Kerala Coffee Plantation Farmstay
Meenangadi, Kerala, India
Setting: This rural escape offers just two private cottages. Located close to Bandipur Tiger Reserve and Mudumalai National Park, it makes an excellent home base for exploring Kerala’s wildlife.
Experience: Four generations of the host’s family have lived on and worked the coffee and rubber plantation where this homestay is located. Take a misty sunrise hike through the lush greenery of the plantation before sitting down to a traditional Indian breakfast prepared by your host family. Evenings are equally spectacular as the local natural wonder, the resident glow worms, light up the night.
Getting there: The plantation is situated about a six-hour drive from either Coimbatore or Bangalore.
Tibetan Nomadic Homestay
Setting: Camp inside a Tibetan wool tent, known as a yurt, on the windswept grasslands of Tangkor bordering Tibet. Your Columbia University-educated host – an expert in eco-tourism – will accompany you, along with his nomadic family, their horses and their herd of yaks.
Experience: This is a trip like no other as the homestay is constantly on the move – the best time to go is when the family undertakes their time-honoured biannual migration between their winter and summer homes along the Tibetan plateau. Visitors journey on horseback and learn how to make delicious butter and cheese from yak’s milk. Traditional Tibetan food is cooked with earthen stoves that the host family builds by hand. It’s a peek into a culture and way of life threatened by the encroachment of a more modern lifestyle.
Getting there: The Tangkor prairies are an eight-hour drive north of Chengdu.
Mai Chau Homestay
Mai Chau District, Hoa Binh Province, Vietnam
Setting: Stilted homes perch amid emerald green rice paddies, fringed by a network of paths just wide enough for a pair of bicycles. The community sits between two mountain ranges worth climbing for the incredible view of the valley below. Spend the night in your own stilted cottage and fall asleep to the sounds of rice plants rustling in the breeze.
Experience: Your hosts will take you on a cycle tour of the valley, stopping at sunset at a local bar to get a sense of the community’s nightlife. Here, it’s all about the mesmerising landscapes, but the home-cooked meals are a close second. Making use of locally sourced ingredients, hosts will prepare delicious traditional North Vietnamese fare accompanied by the area’s speciality: potent rice wine.
Getting there: From Hanoi, visitors will travel 145km
southwest to the scenic Mai Chau Valley. maichaufamily
Hagi, Yamaguchi Prefecture, Japan
Setting: Nestled among rolling green hills, this beautifully preserved castle town is home to some of the country’s finest examples of samurai architecture and is an ideal destination to explore on foot or two wheels at any time of the year. The big selling point here is that it’s the town’s elderly residents who act as the hosts, with visitors staying in typical Japanese accommodation – think tatami mat floors and sliding doors.

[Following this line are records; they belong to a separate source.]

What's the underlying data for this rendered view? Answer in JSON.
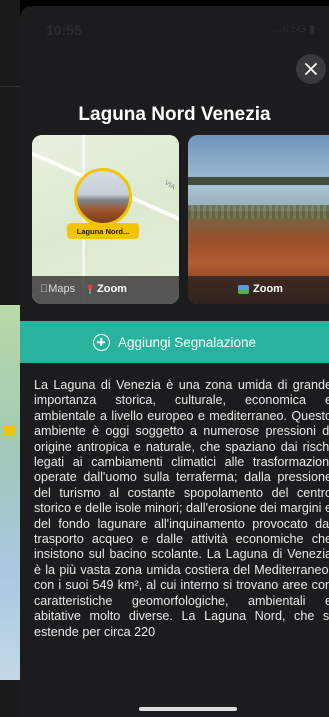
{
  "status_bar": {
    "time": "10:55",
    "right": "…ıl 5G ▮"
  },
  "sheet": {
    "title": "Laguna Nord Venezia",
    "close_icon": "close-icon"
  },
  "cards": {
    "map": {
      "pin_label": "Laguna Nord...",
      "road_label": "VIA",
      "maps_brand": "Maps",
      "zoom_label": "Zoom"
    },
    "photo": {
      "zoom_label": "Zoom"
    }
  },
  "action": {
    "label": "Aggiungi Segnalazione",
    "icon": "plus-circle-icon"
  },
  "description": "La Laguna di Venezia è una zona umida di grande importanza storica, culturale, economica e ambientale a livello europeo e mediterraneo. Questo ambiente è oggi soggetto a numerose pressioni di origine antropica e naturale, che spaziano dai rischi legati ai cambiamenti climatici alle trasformazioni operate dall'uomo sulla terraferma; dalla pressione del turismo al costante spopolamento del centro storico e delle isole minori; dall'erosione dei margini e del fondo lagunare all'inquinamento provocato dal trasporto acqueo e dalle attività economiche che insistono sul bacino scolante. La Laguna di Venezia è la più vasta zona umida costiera del Mediterraneo, con i suoi 549 km², al cui interno si trovano aree con caratteristiche geomorfologiche, ambientali e abitative molto diverse. La Laguna Nord, che si estende per circa 220",
  "colors": {
    "accent": "#27b39e",
    "sheet_bg": "#1c1c1e",
    "pin_yellow": "#f2c500"
  }
}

Experience: This brand-new project launching in 2019 is designed to showcase the area’s rich culture. Travellers will have the opportunity to learn Shodo calligraphy or shop for artisanal Hagi Yaki ceramics while staying with local seniors, many of whom are well-versed in these unique Japanese art forms. Guests will also enjoy a home-cooked breakfast and dinner – opportunities to try the region’s cuisine. The homestay is currently part of a longer tour but will soon be available to book individually.
Getting there: The coastal town of Hagi is a two-hour train ride west of Hiroshima.
Barauli Community Homestay
Setting: A cluster of 14 solar-powered cottages plus a communal dining room are run by local women whose families own the land the houses were built on. Just across the nearby Gandak River is Chitwan National Park. The country’s first national park, granted Unesco World Heritage Site status in 1984, it is home to rhinos, starred tortoises, leopards, giant monitor lizards and Bengal tigers.
Experience: Upon arrival, guests are greeted with a traditional Nepalese ritual: their foreheads are marked with a ceremonial red paste and a flower garland is hung around each visitor’s neck. Designed to support the local Tharu women, the programme offers the chance to take a cooking class in the hosts’ kitchens, venture into the village for a guided tour and attend evening performances featuring Tharu music and dance.
Getting there: Located north of Nepal’s border with the Indian state of Bihar, it is a 190km drive from Kathmandu.